Lo scontro con Renzi su Unicredit e Popolari
Coincidenze? Dopo il no a salvare Etruria, stop dell’ex premier all’aiuto per l’istituto
La bomba arriva alla seconda ora di audizione. Pier Carlo Padoan spara un siluro contro Matteo Renzi e Maria Elena Boschi ricostruendo l’ultimo tassello del conflitto d’interessi imperniato su Banca Etruria. Rispondendo ad Andrea Augello (Idea) il ministro dell’Economia svela di essersi trovato in contrapposizione a Palazzo Chigi su due vicende bancarie di grande rilievo: le modifiche alla riforma delle popolari e quelle alla legge che permette alle banche di usare i crediti d’imposta generati dalle svalutazioni (le “Dta”), care soprattutto a Unicredit. È un punto di svolta per la commissione parlamentare sulle banche.

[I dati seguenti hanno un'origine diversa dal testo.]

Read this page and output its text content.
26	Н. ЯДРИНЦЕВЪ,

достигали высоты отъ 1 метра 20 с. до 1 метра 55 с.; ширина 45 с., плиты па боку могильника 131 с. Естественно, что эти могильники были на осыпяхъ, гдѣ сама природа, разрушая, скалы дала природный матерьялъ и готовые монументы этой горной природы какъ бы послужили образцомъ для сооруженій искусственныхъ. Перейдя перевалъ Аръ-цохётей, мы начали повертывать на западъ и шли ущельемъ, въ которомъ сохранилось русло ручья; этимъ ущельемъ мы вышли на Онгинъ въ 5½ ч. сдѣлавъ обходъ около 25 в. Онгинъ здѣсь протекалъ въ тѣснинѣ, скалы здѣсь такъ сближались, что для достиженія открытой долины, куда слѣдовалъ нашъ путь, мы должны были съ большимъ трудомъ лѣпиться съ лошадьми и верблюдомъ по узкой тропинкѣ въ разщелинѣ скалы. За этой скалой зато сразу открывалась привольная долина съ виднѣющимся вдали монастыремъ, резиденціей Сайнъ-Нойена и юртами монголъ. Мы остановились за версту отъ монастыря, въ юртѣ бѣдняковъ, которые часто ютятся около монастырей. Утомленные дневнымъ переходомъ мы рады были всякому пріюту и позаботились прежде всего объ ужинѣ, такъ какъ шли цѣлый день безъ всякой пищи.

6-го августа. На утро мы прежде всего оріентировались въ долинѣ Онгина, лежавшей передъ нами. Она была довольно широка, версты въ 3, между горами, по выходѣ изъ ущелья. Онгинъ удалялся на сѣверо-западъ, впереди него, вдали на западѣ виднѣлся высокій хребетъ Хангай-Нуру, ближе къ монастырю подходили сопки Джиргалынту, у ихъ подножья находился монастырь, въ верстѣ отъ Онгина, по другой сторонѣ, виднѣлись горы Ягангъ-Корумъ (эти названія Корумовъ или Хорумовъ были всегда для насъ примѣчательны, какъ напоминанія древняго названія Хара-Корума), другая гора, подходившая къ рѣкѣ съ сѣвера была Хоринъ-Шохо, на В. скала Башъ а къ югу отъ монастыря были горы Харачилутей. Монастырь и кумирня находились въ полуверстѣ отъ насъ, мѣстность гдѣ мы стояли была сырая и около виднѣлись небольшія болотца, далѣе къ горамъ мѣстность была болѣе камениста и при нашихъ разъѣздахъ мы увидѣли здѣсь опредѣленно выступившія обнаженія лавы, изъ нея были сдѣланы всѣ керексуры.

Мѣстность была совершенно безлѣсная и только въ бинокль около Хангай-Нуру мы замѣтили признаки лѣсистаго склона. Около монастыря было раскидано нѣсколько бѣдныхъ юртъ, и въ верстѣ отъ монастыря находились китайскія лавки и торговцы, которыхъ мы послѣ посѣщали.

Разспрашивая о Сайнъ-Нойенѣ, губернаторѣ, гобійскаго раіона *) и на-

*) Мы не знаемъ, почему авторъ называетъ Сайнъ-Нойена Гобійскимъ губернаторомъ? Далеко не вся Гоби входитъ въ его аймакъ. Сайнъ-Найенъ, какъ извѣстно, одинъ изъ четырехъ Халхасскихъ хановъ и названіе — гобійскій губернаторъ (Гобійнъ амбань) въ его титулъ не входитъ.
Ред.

Augello chiede a Padoan: “Come mai abbiamo avuto una serie di richieste del Parlamento, del relatore, su provvedimenti che hanno visto il suo ministero concorde, ma che poi sono stati tutti bloccati da Palazzo Chigi? Questo vale per le Dta ma non solo”.

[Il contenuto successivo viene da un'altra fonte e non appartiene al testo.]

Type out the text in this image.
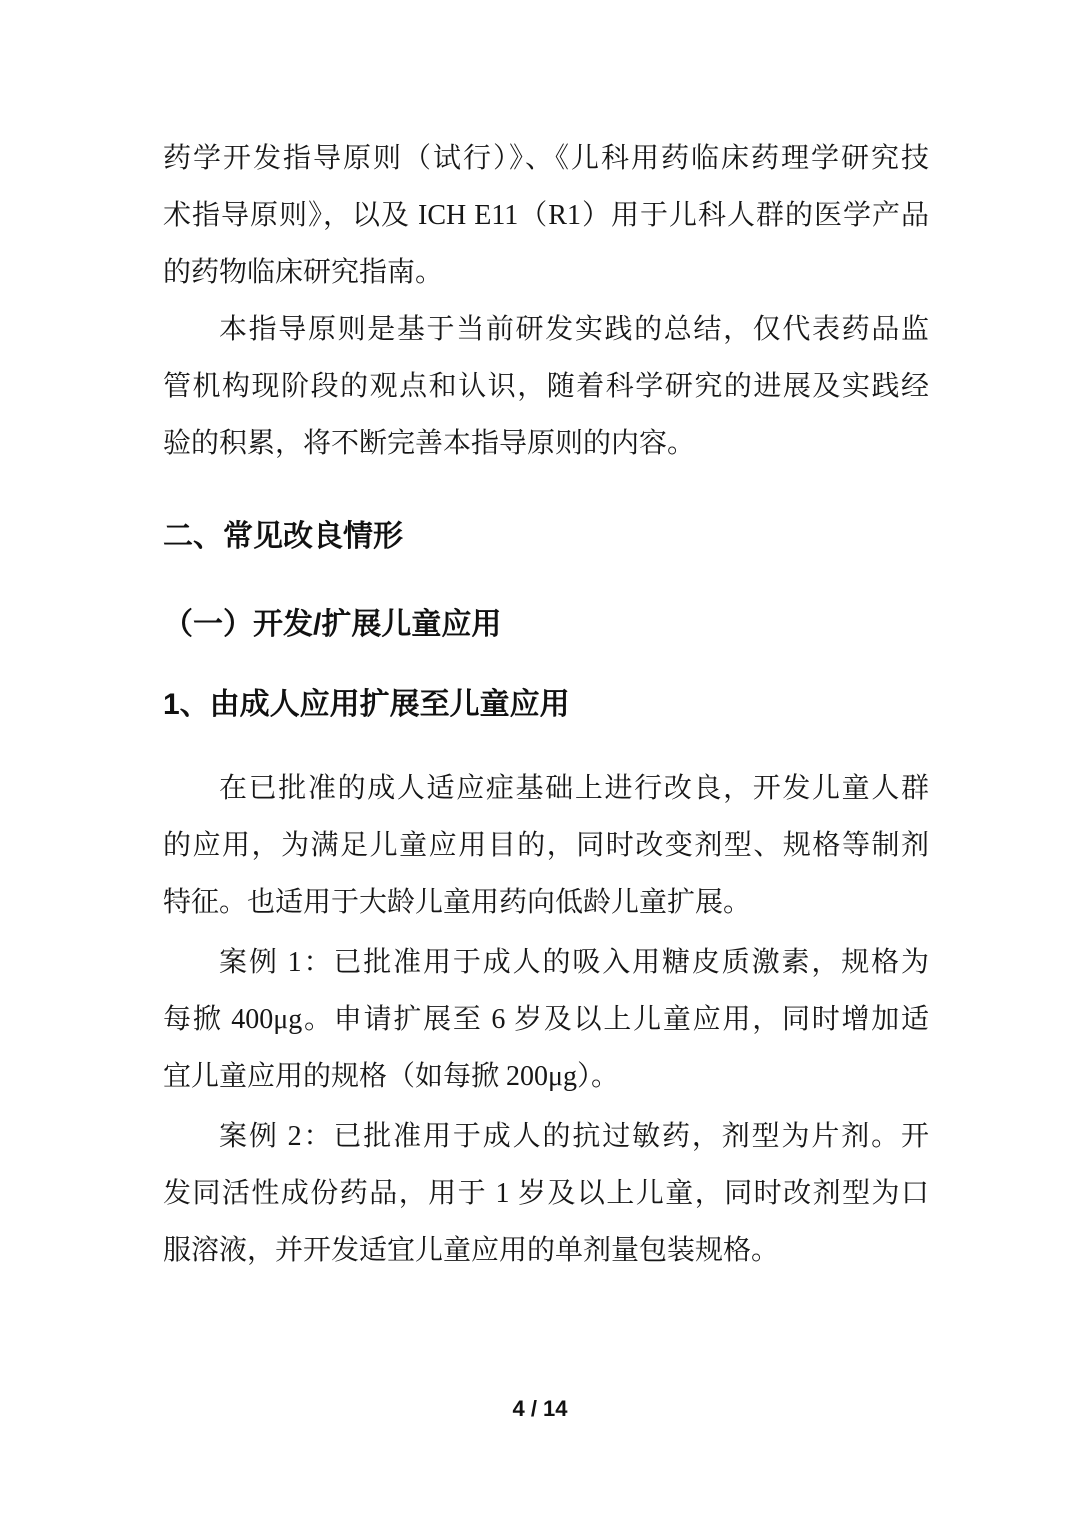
药学开发指导原则（试行）》、《儿科用药临床药理学研究技
术指导原则》，以及 ICH E11（R1）用于儿科人群的医学产品
的药物临床研究指南。
本指导原则是基于当前研发实践的总结，仅代表药品监
管机构现阶段的观点和认识，随着科学研究的进展及实践经
验的积累，将不断完善本指导原则的内容。
二、常见改良情形
（一）开发/扩展儿童应用
1、由成人应用扩展至儿童应用
在已批准的成人适应症基础上进行改良，开发儿童人群
的应用，为满足儿童应用目的，同时改变剂型、规格等制剂
特征。也适用于大龄儿童用药向低龄儿童扩展。
案例 1：已批准用于成人的吸入用糖皮质激素，规格为
每掀 400μg。申请扩展至 6 岁及以上儿童应用，同时增加适
宜儿童应用的规格（如每掀 200μg）。
案例 2：已批准用于成人的抗过敏药，剂型为片剂。开
发同活性成份药品，用于 1 岁及以上儿童，同时改剂型为口
服溶液，并开发适宜儿童应用的单剂量包装规格。
4 / 14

Perché si sono sbloccati gli sconti fiscali al gruppo di Ghizzoni? È cambiato il governo... L’AMMISSIONE
DI PADOAN
LE DTA SONO perdite delle banche che si trasformano in crediti fiscali, una manna per i bilanci. Unicredit è l’istituto che ne ha più di tutti (nel 2016 quasi 14 miliardi). Dal 2015 – ha ricostruito il Fatto – la banca allora guidata da Federico Ghizzoni chiedeva una norma per poterle utilizzare più agevolmente, e ha tentato di infilarla nei vari provvedimenti trovando sempre le porte sbarrate da Pa- lazzo Chigi, e in particolare da Maria Elena Boschi. Comportamento che dentro la banca alcuni imputarono al rifiuto opposto al salvataggio di Etruria chiesto a Ghizzoni dalla Boschi (tra fine 2014 e inizio 2015), come rivelato dal giornalista Ferruccio de Bortoli. Da allora col governo è calato il gelo. Augello ricorda che solo a febbraio 2017 (a governo Renzi caduto e con Ghizzoni via da Unicredit da 8 mesi), il Parlamento è riuscito ad approvare un emendamento chiave: lo slittamento di un anno del sistema con cui viene aggirato il divieto europeo di “aiuti di Stato” per le Dta pagando un canone di un anno, permettendo così agli istituti di usare quello versato nel luglio 2015 come acconto per il 2016 (un beneficio da 120 milioni per Unicredit). Una norma auspicata da tutti, Tesoro compreso, anche perché l’Italia aveva fatto partire il meccanismo dal 2015, invece che dal 2016 come indicato dall’Ue. Poco prima di Natale, Palazzo Chigi aveva fatto saltare l’ultimo tentativo parlamentare di inserire la norma. “Cosa è cambiato a febbraio 2017?” chiede Augello. “È cambiato, appunto, il governo”, spiega Padoan. Tradotto: non c’era più Renzi.
AUGELLO capisce la portata e insiste. Ricorda che Palazzo Chigi fece saltare anche un’altra modifica tentata da molti parlamentari bipartisan: quella alla riforma delle Banche Popolari approvata per decreto dal governo a inizio 2015. La riforma imponeva agli istituti con attivi superiori a 8 miliardi di quotarsi in Borsa e trasformarsi in spa. Gli emendamenti chiedevano di portare la soglia a 30 miliardi, sopra la quale entra in campo la vigilanza della Bce, visto che sotto quel limite era rimasta solo la Popolare di Bari in difficoltà. Il Tesoro era d’accordo ma, anche qui, nulla da fare. Diversi parlamentari ci riprovarono a fine 2016, dopo che il Consiglio di Stato aveva sollevato dubbi di costituzionalità su una parte del decreto, incontrando ancora – raccontarono fonti parlamentari – l’opposizione della Boschi, contraria alla norma perché richiesta dall’odiata Banca d’Italia. “È vero che il Tesoro era favorevole ma ci sono state divergenze con Palazzo Chigi sia sulle Dta che sulla soglia scelta dalla riforma delle popolari?” Chiede Augello. “Confermo che ci furono”, risponde Padoan. Domani Ghizzoni sarà interrogato dalla commissione pure su questi punti.